Politisi Golkar Agun Gunanjar Putranto |
"Saya berniat ingin maju jadi caketum karena dilandasi oleh semangat ketua penyelenggara, yang dalam awal rapat dia menyampaikan bahwa dia menjamin bahwa penyelenggaraan munas hari ini akan berlangsung secara demokratis," kata Agun kepada Info Breaking News, Rabu (27/11).
Ia berharap, proses pemilihan ketum itu bisa berjalan seperti saat Munas Golkar di Bali, 2016 lalu. Saat itu, seluruh bakal calon akan melewati proses penjaringan, debat kandidat, hingga pemungutan suara langsung di bilik suara.
"Siapa yang mencapai angka 30 persen dari dukungan suara itulah yang lolos ke tahap pemilihan selanjutnya setelah ditetapkan dari bakal calon. Setelah ditetapkan jadi calon, baru maju," jelasnya.
Pada Munas Golkar di Bali 2016 lalu, dua kandidat yang tersisa adalah Setya Novanto dan Ade Komarudin alias Akom. Namun, Akom memilih mundur dan menjadikan Setya Novanto Ketum Golkar saat itu.
Meski banyak kandidat yang mendaftarkan diri sebagai bakal calon ketua umum, namun biasanya nama-nama tersebut akan mengerucut menjadi dua jelang munas. Agun mengaku belum memutuskan untuk memilih atau tidak, jika nantinya nama kandidat yang berhak maju di munas hanya tinggal Airlangga Hartarto dan Bambang Soesatyo (Bamsoet).
"Saya punya persyaratan baik untuk AH atau pun BS. Yang jelas, prinsipnya, saya akan tetap berada di rumah Golkar, saya akan komitmen 100 persen untuk memajukan Golkar dan memenangkan Golkar di 2024," kata Agun.
"Tentunya saya juga minta keduanya untuk fokus selama lima tahun ke depan memimpin Partai Golkar," imbuhnya.
Namun, jika nantinya ia harus memilih misalnya mundur dari pencalonan karena tak memenuhi syarat didukung 30 persen pengurus, Agun mengaku akan memberikan suara kepada sosok yang bisa menjalin komunikasi politik dengan berbagai elemen di Golkar.
Membangun komunikasi politik yang baik, maksud Agun adalah sosok caketum yang tidak memecat sejumlah pengurus dan memilih Plt pengurus di daerah.
"Tapi kalau semangatnya sudah saling cedera mencederai, mem-Plt-kan orang, menggantikan orang, menghentikan orang, ya kalau memang langkah-langkah seperti itu masih terus dilakukan, ya bagaimana saya bisa mendukungnya," tegasnya.

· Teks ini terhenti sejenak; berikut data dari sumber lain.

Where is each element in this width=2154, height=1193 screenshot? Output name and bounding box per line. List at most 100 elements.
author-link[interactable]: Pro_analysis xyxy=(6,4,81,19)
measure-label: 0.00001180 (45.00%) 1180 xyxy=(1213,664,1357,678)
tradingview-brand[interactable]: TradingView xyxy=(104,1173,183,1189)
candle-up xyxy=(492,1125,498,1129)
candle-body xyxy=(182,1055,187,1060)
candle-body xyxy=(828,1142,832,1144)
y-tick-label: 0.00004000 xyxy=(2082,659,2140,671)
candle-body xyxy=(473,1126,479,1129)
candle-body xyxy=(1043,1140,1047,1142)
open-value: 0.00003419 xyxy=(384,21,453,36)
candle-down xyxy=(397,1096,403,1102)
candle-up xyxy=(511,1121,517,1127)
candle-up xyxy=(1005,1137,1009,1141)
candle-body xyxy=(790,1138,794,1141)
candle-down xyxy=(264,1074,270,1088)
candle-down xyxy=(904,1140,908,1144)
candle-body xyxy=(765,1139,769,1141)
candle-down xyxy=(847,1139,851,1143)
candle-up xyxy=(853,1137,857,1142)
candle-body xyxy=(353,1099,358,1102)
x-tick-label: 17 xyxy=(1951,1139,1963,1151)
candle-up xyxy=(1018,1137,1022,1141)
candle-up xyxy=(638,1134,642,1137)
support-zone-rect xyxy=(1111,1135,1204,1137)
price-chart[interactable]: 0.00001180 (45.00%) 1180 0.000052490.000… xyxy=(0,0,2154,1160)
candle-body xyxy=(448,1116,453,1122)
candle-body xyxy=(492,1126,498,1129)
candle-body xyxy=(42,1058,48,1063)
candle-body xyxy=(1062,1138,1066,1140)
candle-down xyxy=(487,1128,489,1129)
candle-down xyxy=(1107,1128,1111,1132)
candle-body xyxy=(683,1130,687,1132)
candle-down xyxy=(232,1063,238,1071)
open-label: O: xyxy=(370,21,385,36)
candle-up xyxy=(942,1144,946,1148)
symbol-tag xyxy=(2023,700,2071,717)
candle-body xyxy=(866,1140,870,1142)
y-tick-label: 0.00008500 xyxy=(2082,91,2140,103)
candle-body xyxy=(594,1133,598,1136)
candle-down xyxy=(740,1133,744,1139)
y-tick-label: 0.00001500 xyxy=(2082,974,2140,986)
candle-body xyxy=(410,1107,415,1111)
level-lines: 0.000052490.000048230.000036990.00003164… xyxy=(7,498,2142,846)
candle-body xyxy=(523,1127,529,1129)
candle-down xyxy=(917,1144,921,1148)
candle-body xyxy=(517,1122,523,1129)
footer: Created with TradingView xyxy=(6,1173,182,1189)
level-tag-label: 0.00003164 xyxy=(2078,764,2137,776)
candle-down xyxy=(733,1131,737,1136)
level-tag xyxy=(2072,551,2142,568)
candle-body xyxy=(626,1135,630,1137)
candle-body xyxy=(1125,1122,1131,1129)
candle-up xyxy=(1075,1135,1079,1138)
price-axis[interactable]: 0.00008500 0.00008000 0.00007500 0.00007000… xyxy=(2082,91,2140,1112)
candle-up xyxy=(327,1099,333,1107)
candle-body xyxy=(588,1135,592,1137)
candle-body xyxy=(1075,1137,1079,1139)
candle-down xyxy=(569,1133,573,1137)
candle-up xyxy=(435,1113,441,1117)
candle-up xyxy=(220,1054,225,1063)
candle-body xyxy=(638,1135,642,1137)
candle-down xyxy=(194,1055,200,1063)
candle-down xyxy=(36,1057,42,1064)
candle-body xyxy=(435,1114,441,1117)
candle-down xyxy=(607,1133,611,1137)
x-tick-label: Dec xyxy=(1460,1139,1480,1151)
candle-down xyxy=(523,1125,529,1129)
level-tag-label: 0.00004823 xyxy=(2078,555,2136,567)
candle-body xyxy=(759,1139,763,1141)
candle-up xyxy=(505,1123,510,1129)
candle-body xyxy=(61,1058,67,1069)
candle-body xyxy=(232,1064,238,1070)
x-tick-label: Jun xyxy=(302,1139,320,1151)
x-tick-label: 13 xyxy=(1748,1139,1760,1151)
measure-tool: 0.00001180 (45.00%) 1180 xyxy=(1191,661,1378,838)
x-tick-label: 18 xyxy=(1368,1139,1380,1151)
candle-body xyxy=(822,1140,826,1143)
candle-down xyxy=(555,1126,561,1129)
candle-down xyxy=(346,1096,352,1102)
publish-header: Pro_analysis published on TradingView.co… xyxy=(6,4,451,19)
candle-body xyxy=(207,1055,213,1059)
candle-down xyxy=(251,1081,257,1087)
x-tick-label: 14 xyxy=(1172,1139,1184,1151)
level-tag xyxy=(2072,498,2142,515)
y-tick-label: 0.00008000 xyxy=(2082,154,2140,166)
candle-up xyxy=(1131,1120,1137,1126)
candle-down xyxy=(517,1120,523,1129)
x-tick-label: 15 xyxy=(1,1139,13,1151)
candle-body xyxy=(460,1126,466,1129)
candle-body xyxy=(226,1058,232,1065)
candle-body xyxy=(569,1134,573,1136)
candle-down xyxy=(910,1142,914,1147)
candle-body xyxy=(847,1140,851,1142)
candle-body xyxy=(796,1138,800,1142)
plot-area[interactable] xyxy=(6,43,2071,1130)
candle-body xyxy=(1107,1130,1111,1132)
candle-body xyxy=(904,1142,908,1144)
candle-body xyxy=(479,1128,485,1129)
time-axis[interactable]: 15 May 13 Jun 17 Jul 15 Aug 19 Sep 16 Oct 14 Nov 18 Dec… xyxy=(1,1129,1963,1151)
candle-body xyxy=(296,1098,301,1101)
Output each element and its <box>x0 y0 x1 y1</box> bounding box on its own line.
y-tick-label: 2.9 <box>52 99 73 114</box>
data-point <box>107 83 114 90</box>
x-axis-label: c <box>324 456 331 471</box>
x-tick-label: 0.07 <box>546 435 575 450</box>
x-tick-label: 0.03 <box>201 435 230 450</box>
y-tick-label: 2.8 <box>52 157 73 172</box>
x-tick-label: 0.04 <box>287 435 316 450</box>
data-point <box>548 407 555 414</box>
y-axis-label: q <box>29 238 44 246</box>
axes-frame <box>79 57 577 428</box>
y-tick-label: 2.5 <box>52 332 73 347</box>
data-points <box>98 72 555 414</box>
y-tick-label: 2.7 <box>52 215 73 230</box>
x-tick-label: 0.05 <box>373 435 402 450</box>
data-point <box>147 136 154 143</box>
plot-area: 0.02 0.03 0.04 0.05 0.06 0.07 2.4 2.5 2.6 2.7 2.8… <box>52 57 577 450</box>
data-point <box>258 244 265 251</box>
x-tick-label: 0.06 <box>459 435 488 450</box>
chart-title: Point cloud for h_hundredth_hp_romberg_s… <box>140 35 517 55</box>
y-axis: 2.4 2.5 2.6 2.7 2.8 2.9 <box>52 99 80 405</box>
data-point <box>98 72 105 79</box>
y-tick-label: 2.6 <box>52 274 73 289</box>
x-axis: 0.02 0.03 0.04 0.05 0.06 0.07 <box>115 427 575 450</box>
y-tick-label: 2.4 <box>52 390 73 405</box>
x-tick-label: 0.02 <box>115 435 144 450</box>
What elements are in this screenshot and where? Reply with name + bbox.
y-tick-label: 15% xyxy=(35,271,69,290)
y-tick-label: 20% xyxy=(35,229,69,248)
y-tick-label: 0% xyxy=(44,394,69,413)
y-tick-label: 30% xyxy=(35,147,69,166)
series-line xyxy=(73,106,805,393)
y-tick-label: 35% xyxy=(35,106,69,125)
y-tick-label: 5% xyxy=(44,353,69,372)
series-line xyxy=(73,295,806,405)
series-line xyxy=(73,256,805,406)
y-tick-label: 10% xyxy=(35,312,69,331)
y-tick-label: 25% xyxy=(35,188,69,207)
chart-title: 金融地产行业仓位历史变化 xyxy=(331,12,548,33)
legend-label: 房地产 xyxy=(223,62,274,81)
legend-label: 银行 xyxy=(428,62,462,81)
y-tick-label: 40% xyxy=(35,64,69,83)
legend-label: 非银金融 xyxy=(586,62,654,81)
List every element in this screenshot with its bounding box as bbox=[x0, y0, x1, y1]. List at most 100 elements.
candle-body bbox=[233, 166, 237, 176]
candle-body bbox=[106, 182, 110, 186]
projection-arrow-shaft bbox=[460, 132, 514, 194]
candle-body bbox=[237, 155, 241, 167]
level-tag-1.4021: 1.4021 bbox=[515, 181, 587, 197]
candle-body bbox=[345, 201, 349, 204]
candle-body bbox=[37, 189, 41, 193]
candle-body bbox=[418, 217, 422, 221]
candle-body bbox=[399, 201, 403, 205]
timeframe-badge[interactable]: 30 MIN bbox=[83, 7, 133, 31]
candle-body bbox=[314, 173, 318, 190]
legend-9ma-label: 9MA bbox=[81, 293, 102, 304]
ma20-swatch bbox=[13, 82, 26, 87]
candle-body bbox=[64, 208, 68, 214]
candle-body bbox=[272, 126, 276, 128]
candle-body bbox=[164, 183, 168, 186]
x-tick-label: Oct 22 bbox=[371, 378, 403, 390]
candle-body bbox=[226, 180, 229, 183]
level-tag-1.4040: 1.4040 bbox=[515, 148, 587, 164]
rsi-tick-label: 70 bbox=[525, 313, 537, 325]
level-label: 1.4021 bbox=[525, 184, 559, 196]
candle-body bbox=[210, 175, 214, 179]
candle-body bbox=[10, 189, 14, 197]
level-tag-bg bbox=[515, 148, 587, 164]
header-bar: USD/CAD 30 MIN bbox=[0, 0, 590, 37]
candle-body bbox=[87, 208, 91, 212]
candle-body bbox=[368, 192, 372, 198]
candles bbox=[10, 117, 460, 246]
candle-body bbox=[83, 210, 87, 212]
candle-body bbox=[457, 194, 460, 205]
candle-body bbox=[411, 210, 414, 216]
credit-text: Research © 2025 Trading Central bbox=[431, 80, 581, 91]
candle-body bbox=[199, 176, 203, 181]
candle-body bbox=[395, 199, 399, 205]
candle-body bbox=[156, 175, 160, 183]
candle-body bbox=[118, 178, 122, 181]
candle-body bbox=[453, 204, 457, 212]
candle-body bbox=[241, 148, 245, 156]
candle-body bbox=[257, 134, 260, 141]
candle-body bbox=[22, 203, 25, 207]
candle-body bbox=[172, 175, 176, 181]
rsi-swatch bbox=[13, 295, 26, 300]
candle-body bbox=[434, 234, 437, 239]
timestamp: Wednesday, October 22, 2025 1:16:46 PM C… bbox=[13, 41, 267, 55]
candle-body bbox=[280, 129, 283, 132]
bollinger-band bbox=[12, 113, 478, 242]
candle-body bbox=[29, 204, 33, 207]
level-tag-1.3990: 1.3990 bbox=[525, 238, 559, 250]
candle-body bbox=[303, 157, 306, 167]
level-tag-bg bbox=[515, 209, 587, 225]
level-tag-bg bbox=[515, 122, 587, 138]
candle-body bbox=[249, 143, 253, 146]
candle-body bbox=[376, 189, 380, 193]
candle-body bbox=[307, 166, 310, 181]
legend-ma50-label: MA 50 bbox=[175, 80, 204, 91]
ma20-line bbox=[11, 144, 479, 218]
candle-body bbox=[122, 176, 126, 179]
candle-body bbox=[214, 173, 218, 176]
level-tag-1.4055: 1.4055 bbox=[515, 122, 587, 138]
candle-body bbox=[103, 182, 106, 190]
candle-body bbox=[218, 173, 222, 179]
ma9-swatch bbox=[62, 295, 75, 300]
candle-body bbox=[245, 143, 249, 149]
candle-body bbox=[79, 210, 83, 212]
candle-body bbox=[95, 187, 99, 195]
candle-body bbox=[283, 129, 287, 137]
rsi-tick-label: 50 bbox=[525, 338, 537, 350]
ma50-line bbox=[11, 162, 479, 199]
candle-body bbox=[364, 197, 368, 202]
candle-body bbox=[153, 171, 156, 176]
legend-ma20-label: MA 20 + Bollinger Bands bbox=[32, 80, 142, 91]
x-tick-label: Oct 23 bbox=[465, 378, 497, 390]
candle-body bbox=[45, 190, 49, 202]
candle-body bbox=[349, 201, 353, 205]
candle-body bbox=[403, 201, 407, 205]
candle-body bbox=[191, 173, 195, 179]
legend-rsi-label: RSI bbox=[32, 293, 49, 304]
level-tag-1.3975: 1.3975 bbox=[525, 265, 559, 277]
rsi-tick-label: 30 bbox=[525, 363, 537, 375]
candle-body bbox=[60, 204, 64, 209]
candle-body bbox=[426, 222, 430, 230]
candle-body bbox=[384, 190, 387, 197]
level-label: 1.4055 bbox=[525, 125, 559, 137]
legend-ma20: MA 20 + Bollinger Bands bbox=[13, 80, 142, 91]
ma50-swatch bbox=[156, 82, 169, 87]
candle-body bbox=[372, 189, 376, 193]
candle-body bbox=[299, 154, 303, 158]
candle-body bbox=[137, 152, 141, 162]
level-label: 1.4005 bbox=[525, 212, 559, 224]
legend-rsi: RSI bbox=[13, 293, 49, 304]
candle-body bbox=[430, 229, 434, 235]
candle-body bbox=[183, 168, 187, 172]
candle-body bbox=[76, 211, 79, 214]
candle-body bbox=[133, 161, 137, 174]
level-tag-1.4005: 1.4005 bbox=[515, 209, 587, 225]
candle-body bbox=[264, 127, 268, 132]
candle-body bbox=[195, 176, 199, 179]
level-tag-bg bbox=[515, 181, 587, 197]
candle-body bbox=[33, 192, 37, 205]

Di pertengahan Juli 2019 lalu, Bamsoet menuding banyak pengurus DPD yang khawatir akan dipecat atau di-Plt-kan oleh Airlangga jika mendukungnya menjadi caketum. Salah satunya adalah Ketua DPD Golkar DKI Jakarta dan enam Ketua DPD II Bali yang posisinya ditempati Plt, bukan pejabat definitif.
Padahal, menurut Bamsoet, Ketua DPD II Golkar idealnya dipilih oleh pengurus kecamatan melalui musyawarah pimpinan daerah, bukan lewat campur tangan ketum yang langsung memilih Plt Ketua DPD I dan DPD II Golkar. Akibatnya, kata Bamsoet saat itu, pengurus daerah merasa kewenangan mereka dibelenggu oleh DPP.
"Tapi walaupun dia yang terpilih, saya akan tetap di Golkar, saya akan tetap di luar, saya akan tetap mengkritisi dan menyelamatkan Golkar daripada selalu terpuruk," pungkas Agun Gunanjar.*** Mil.